GWR U1 ex TafF Vale

The Hornby Dublo  0-6-0 chassis with the inch and a half motor was the basis for many kit builders

Wills Finecast

  • F101 S.R. E5 (ex L.B.S.C.R.) 0-6-2
  • F108 S.R. G6 (ex L.S.W.R.) 0-6-0
  • F111 G.W.R. V1 (ex Taff Vale) 0-6-2

K’s of Willesden

  • G.W.R. 97XX 0-6-0
  • L.M.S. 3F 0-6-0
  • L.N.E.R. J50 0-6-0

The J50 I recently added to my loco fleet features here

This month thanks to ebay I added the GWR V1. This was a very speculative purchase as the pictures showed no pony wheels and did not state that it was on an HD chassis even if the picture of the box showed that it should be. Anyway I took a chance and got it at a very good price. When it arrived, in the original box, it was clear that the pony wheels assembly had broken but the seller added a suitable pony set up . So the new pony wheels which were on a plastic carrier were added – not quite right but reasonable, the chassis, which was an HD 0-6-0, was 3 railed with a Marklin skate and nylon bolt to prevent shorting, The original 2 rail pick up was rewired to earth and the bottom of the skate insulated to prevent contact with the 2 rail pick up wire. The nylon bolt had a thick screw head and this had to be filed down to ensure that the skate had the maximum clearance. A little more filing is necessary as it stutters on the X crossings with their higher central section. I added coal to the bunker but the engine is still minus its handrails which I need to work on.

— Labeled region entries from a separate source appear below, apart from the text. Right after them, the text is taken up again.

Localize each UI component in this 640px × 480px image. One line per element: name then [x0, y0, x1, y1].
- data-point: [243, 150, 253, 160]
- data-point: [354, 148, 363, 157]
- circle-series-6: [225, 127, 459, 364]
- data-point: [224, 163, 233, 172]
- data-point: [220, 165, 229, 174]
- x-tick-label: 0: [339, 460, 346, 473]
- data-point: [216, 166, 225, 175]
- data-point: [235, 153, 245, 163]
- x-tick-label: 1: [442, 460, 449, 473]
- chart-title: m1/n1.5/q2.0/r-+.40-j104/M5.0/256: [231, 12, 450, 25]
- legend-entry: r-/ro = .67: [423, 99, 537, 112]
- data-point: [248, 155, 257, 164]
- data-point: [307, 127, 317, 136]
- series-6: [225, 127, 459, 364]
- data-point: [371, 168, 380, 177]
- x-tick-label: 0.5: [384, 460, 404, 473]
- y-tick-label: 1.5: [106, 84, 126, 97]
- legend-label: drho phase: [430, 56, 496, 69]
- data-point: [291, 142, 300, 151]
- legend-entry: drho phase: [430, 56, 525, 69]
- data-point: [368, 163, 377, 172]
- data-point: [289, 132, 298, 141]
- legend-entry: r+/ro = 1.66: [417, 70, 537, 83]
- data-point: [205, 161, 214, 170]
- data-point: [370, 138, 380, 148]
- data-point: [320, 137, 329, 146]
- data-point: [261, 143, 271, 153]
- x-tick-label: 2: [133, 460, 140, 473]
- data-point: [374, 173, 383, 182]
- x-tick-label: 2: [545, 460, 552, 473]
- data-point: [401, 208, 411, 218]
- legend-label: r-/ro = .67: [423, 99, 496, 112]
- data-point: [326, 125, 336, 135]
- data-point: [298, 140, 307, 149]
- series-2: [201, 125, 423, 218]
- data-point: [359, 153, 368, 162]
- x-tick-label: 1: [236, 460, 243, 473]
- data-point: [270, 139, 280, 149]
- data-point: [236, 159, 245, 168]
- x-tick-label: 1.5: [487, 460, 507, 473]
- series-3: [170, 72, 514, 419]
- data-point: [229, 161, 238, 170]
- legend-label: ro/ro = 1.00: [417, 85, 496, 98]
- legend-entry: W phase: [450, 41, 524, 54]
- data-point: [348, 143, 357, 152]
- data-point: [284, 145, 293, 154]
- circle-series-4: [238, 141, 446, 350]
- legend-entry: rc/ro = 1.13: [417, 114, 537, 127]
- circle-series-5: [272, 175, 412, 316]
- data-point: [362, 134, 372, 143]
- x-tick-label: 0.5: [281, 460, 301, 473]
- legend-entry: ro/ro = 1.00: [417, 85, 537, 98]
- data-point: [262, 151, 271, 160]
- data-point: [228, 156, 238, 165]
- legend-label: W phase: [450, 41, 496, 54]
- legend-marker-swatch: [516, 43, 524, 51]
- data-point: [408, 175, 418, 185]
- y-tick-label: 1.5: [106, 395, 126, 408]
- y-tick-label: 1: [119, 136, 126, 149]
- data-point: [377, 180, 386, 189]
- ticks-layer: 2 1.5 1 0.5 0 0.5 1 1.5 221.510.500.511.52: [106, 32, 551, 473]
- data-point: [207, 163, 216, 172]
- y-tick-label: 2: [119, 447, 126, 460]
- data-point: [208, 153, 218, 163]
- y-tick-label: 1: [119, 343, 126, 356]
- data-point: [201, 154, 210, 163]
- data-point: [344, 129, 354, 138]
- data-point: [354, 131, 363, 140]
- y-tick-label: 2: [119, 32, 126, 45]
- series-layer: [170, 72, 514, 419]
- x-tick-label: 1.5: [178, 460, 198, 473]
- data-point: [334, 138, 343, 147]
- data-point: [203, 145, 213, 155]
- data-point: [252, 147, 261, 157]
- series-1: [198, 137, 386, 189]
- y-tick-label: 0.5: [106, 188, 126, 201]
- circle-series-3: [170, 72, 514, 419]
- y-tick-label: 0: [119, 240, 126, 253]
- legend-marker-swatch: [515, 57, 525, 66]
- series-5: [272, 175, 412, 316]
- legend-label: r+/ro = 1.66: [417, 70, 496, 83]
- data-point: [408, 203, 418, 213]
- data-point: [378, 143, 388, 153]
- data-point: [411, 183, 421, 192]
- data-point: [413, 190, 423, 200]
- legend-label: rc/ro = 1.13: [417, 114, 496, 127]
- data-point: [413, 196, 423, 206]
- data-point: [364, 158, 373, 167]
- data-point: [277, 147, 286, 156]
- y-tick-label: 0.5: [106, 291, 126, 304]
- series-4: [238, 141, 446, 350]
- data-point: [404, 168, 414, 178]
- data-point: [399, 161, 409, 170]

The one thing that you can’t see from the pictures is that the pony wheels don’t actually run on the rails, they hover slightly above. Adding some weight to the plastic pony just lifts the front drive wheels so I am going to live with them just not touching.

3 thoughts on “GWR U1 ex TafF Vale”

  1. I have similarly purchased a completed U1.
    On mine, the trailing wheel can drop by 45 degrees below horizontal using the kit parts. But the kink in the arm may have been increased.- also the arm is loose on the fixing pin. Have photos if this would help – how would I attach them?

  2. Ah the dear old U1. My first ever attempt to build a whitemetal locomotive. I absented myself from school one afternoon around 1968 and bought it from BEC models in Tooting, London. I seem to remember the chassis needed slight modification and this was done courtesy of the metalwork shop in Fulham Gas works where my Dad worked. I used balsa cement for assembly and the final results were very pleasing to a lad of 13 years. Happy days.

  3. Hi folks
    On the subject of Wills kits, after a time they moved to mostly Triang chassis. Has anyone tried building using a HD chassis. For example several are 4-6-0 would a castle chassis work? Ditto the 0-6-0 Jinty based kits? I dont think I can build a chassis from scratch and the kits are still about.